Over the last few years confidence in the U.S. job market has improved according the 2012 General Social Survey, which has been monitoring and studying social change in America since 1972.Time notes that 54 percent of respondents to the survey said that it would be somewhat or very easy to find a job if they lost theirs, up from 46 percent in 2010.
As increasing numbers believe that it would be easy to find a new job they are less likely to stay in a position where they’re unhappy. In some cases this leads to “extreme quitters” who choose to exit with a bang. Like the hotel employee who told his story of resigning with the help of a celebratory marching band on Work Wars a recent episode of ABC’s 20/20. While this former room-service waiter landed on his feet in most cases telling the boss off won’t work in your favor. As a rule it’s much better to be remembered in a good way.

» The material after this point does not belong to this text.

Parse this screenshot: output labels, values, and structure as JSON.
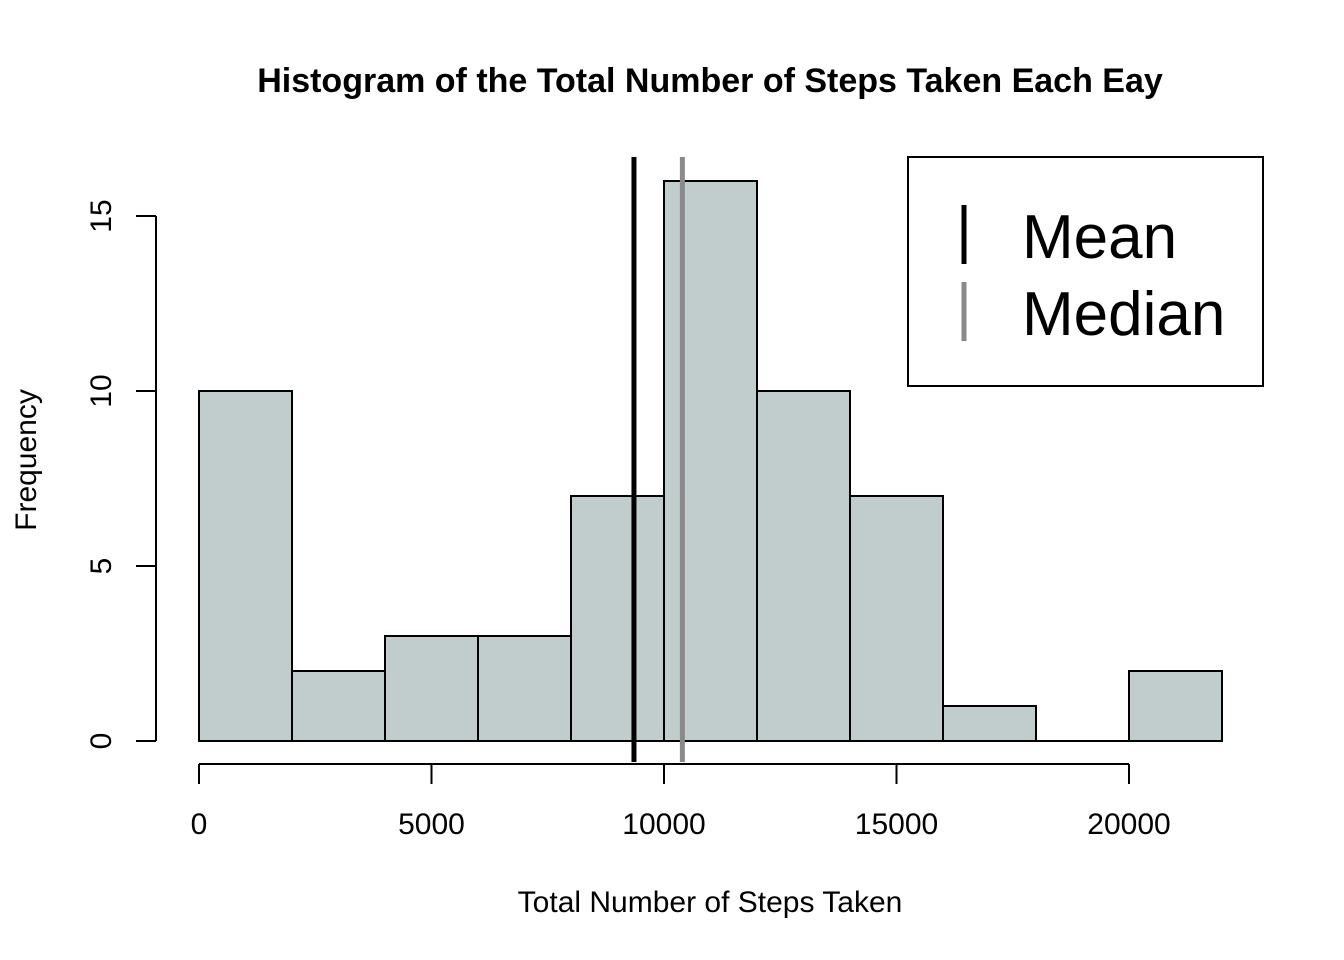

Always remember the golden rule of leaving any employer: Don’t burn bridges. Michelle Tillis Lederman author of The 11 Laws of Likability says, “Now is not the time to say all the things that you have built up. You never know when your paths will cross again.”
Jesse Lyn Stoner co-author of Full Steam Ahead: Unleash the Power of Vision agrees. ” If asked why you’re leaving, be clear, be straight, be descriptive. You are more credible when you share information and facts. Don’t dump a lot of emotional baggage, accusations, or generalities that can’t be verified.”
Be sure to give your employer enough notice so he or she is not left hanging. Whatever your relationship give your boss the courtesy of telling him or her before your coworkers. You don’t want the boss to hear that you’re leaving through the rumor mill.
Donna Ballman, employment attorney and author of Stand Up For Yourself Without Getting Firedrecommends safeguarding your future. “Review any agreements you signed before you quit. Make sure you don’t have anything like a noncompete or nonsolicitation agreement that will limit or prevent you from taking your new job.” She also suggests waiting to quit until after you’ve received any commissions or bonuses if possible as your employer will likely look for any excuse not to pay you.
It’s also important to protect yourself against potential accusations. “Don’t copy or email yourself a bunch of company documents before you leave. Your employer might accuse you of stealing trade secrets or of violating any confidentiality agreement you may have signed, even if you didn’t. Especially avoid sending yourself client lists, pricing information and other information that might have value to a competitor.”
Don’t slack off after you’ve given notice. Seeing it through until the end will help you feel good about yourself when you walk out the door for the last time says Stoner. Lederman agrees suggesting that you go beyond helping with the transition and offer to be available even after your two week’s notice.
No matter what the circumstances you want to leave your current employer on a good note. Stoner says, “It’s not just about ‘not burning bridges’ and making sure you get a good recommendation, but more importantly about who you are and how you feel about yourself. It’s important to leave with your own dignity intact.”